New neuroscience initiatives across the globe have set their sights on big data. Private and public sectors are providing funding and resources toward collecting large-scale, largely hypothesis-free data. Although the ultimate utility of big data is often debated, the strategy for collecting and analyzing it also needs critical evaluation. The current mode of conducting science in small independent research groups may not be the optimal approach for amassing large, unbiased and shared data sets. To truly harness the benefits of big data, neuroscientists may need to band together to form more consortia than they currently do.
As neuroscience embarks on large-scale projects, the field needs to consider the practical power of forming consortia: large, formalized research collaborations often involving dozens of labs and hundreds of investigators across the globe. Given the strain on financial budgets available to support neuroscience research, the organizational structure of consortia may eliminate redundant and wasteful efforts across groups addressing the same research goal as well as provide the manpower needed to collect and analyze, in a standardized and rigorous manner, large data sets.
The benefit of consortium science is most apparent in the field of genomics (although it has advanced many areas of biology and physics as well). Faced with failures of replication and spurious findings, psychiatric geneticists formed the Psychiatric Genomics Consortium, which conducts mega-analyses of genome-wide data.
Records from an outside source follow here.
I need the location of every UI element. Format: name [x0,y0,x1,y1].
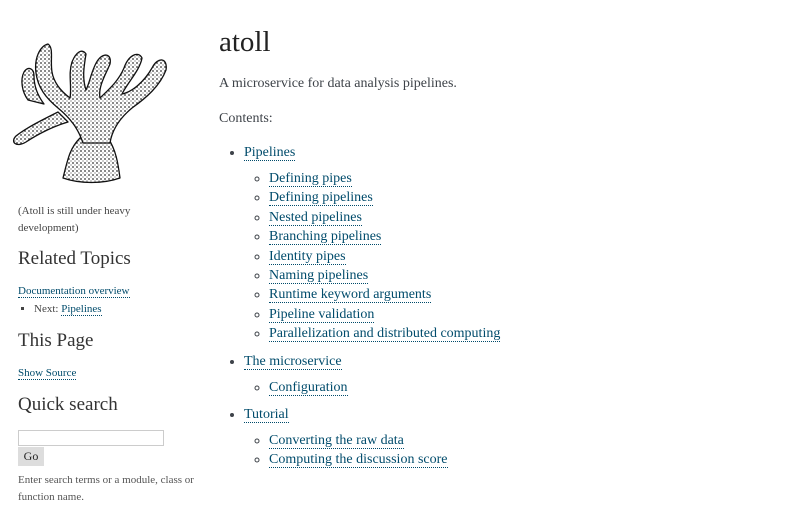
toc-subitem: Parallelization and distributed computin… [269,324,501,343]
page-description: A microservice for data analysis pipelin… [219,76,457,91]
related-topics-heading: Related Topics [18,248,131,269]
sidebar: (Atoll is still under heavy development)… [0,0,210,512]
toc-link-configuration[interactable]: Configuration [269,379,348,396]
next-label: Next: [34,303,59,315]
toc-subitem: Computing the discussion score [269,450,500,469]
table-of-contents: Pipelines Defining pipes Defining pipeli… [219,143,501,478]
toc-sublist: Configuration [244,378,500,397]
toc-link-defining-pipes[interactable]: Defining pipes [269,171,352,187]
toc-subitem: Branching pipelines [269,227,500,246]
toc-link-naming-pipelines[interactable]: Naming pipelines [269,268,369,285]
toc-link-identity-pipes[interactable]: Identity pipes [269,248,346,265]
toc-subitem: Naming pipelines [269,266,500,285]
toc-link-pipelines[interactable]: Pipelines [244,145,296,161]
toc-subitem: Configuration [269,378,500,397]
toc-subitem: Converting the raw data [269,431,500,450]
coral-logo-icon [12,43,167,184]
page-title: atoll [219,26,271,58]
toc-link-nested-pipelines[interactable]: Nested pipelines [269,209,362,226]
next-list: Next: Pipelines [18,303,102,316]
next-item: Next: Pipelines [34,303,102,316]
documentation-overview-link[interactable]: Documentation overview [18,285,130,298]
toc-subitem: Defining pipelines [269,188,500,207]
toc-subitem: Pipeline validation [269,305,500,324]
show-source-link[interactable]: Show Source [18,367,77,380]
toc-link-pipeline-validation[interactable]: Pipeline validation [269,306,375,323]
this-page-heading: This Page [18,330,94,351]
toc-link-runtime-keyword-arguments[interactable]: Runtime keyword arguments [269,287,432,304]
toc-section: Pipelines Defining pipes Defining pipeli… [244,143,501,344]
toc-link-computing-discussion-score[interactable]: Computing the discussion score [269,452,448,469]
toc-sublist: Defining pipes Defining pipelines Nested… [244,169,501,344]
toc-link-parallelization[interactable]: Parallelization and distributed computin… [269,326,501,343]
toc-link-branching-pipelines[interactable]: Branching pipelines [269,229,382,246]
go-button[interactable]: Go [18,447,44,466]
toc-sublist: Converting the raw data Computing the di… [244,431,500,470]
toc-link-the-microservice[interactable]: The microservice [244,353,342,370]
toc-section: The microservice Configuration [244,352,500,397]
main-content: atoll A microservice for data analysis p… [219,0,789,512]
search-help-text: Enter search terms or a module, class or… [18,474,194,503]
toc-link-converting-raw-data[interactable]: Converting the raw data [269,433,404,450]
contents-label: Contents: [219,111,273,126]
quick-search-heading: Quick search [18,394,118,415]
toc-section: Tutorial Converting the raw data Computi… [244,405,500,470]
toc-subitem: Runtime keyword arguments [269,285,500,304]
toc-link-defining-pipelines[interactable]: Defining pipelines [269,190,373,207]
search-input[interactable] [18,430,164,446]
toc-link-tutorial[interactable]: Tutorial [244,407,289,424]
next-pipelines-link[interactable]: Pipelines [61,303,102,316]
development-note: (Atoll is still under heavy development) [18,205,131,234]
toc-subitem: Defining pipes [269,169,500,188]
toc-subitem: Identity pipes [269,247,500,266]
toc-subitem: Nested pipelines [269,208,500,227]
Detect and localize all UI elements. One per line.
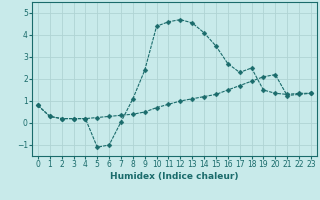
X-axis label: Humidex (Indice chaleur): Humidex (Indice chaleur) [110,172,239,181]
Recently, they reported over a hundred regions across the genome associated with schizophrenia, which was made possible by including over 150,000 subjects1. Amassing such a large sample size is simply beyond the resources of single research groups, which are not in a position to recruit the necessary numbers of subjects needed to conduct a well-powered genome-wide association study. The Enhancing NeuroImaging Genetics through Meta-Analysis (ENIGMA) Consortium was formed with this in mind and seeks to detect genetic variants influencing a range of brain traits. The stark reality is that some scientific questions cannot be tackled by a single laboratory.
Whether the aims of other big neuroscience projects such as the US government's BRAIN Initiative are best tackled by a consortium will depend on the scale and scope of the questions being asked. On the one hand, genomics deals with the narrow scope of genetic data, albeit on a vast scale. On the other, slated neuroscience projects aim to collect a wide scope of data encompassing different types of functional and structural data at varying degrees of resolution. One hope is to integrate these data, from the molecular to the behavioral, into a holistic understanding of brain function. The experimental, analytical and theoretical breadth required for this cannot be handled by one group. Even in a single domain, such as mapping the complete connectome of an organism, the sheer scale of the effort required is outside the capabilities of a single laboratory. Although imaging technologies have improved, tracing the different cellular elements across tissue sections presents a major bottleneck in connectomics that has not been adequately automated and requires laborious human intervention. Reconstructing the entire brain of a single experimental organism presents a unique set of logistical challenges that a formal consortium may be able to help address.
In addition to the challenges of scaling up, there is also the issue of quality control and standardization. If data are to be shared across groups, there need to be agreed-upon methods for its collection and analysis. Just as genomics consortia have established standardized analysis pipelines for calling genetic variants, neuroscience needs to establish basic protocols that allow comparison and integration of data collected across different sites and conditions. However, it is important to keep in mind that no amount of processing or analysis will make data meaningful if they are not collected under the proper experimental conditions. Setting these community standards for the field is outside the purview of a single group, and it will be necessary to create consortia to help address this. In essence, consortium discussion will allow a formalized forum for small groups to come together in large numbers to reach a community consensus.
Undoubtedly, forming consortia comes with risks and challenges. Academic career advancement is based largely on productivity as measured through research publications, and there's the danger that the contributions of single investigators will be lost in the sea of researchers. As such, incentivizing data generation itself will require reform at the level of institutions and funding agencies so that all contributors can by appropriately acknowledged. Moreover, a large organization can be slow to adapt to changing research environments and can lack the flexibility of smaller groups. There is also the danger that fashionable ideas will dominate a particular research paradigm and hamper alternative approaches to a particular problem.
Will the rise in big science eclipse the need for smaller scale science? Consortia are not meant to supplant all current scientific efforts. There have been and continue to be important contributions made by more focused and smaller scale investigations. Not all scientific questions necessitate forming a consortium. Consortia are best used when they produce a data resource that will be useful to the larger community, such as the Human Genome Project or Allen Brain Atlas. Such projects are inherently hypothesis free and their main goal is data output. This is often a critique of what is pejoratively referred to as industrial or factory science. Yet this output can form the bedrock for more targeted and hypothesis-driven research carried out on a smaller scale.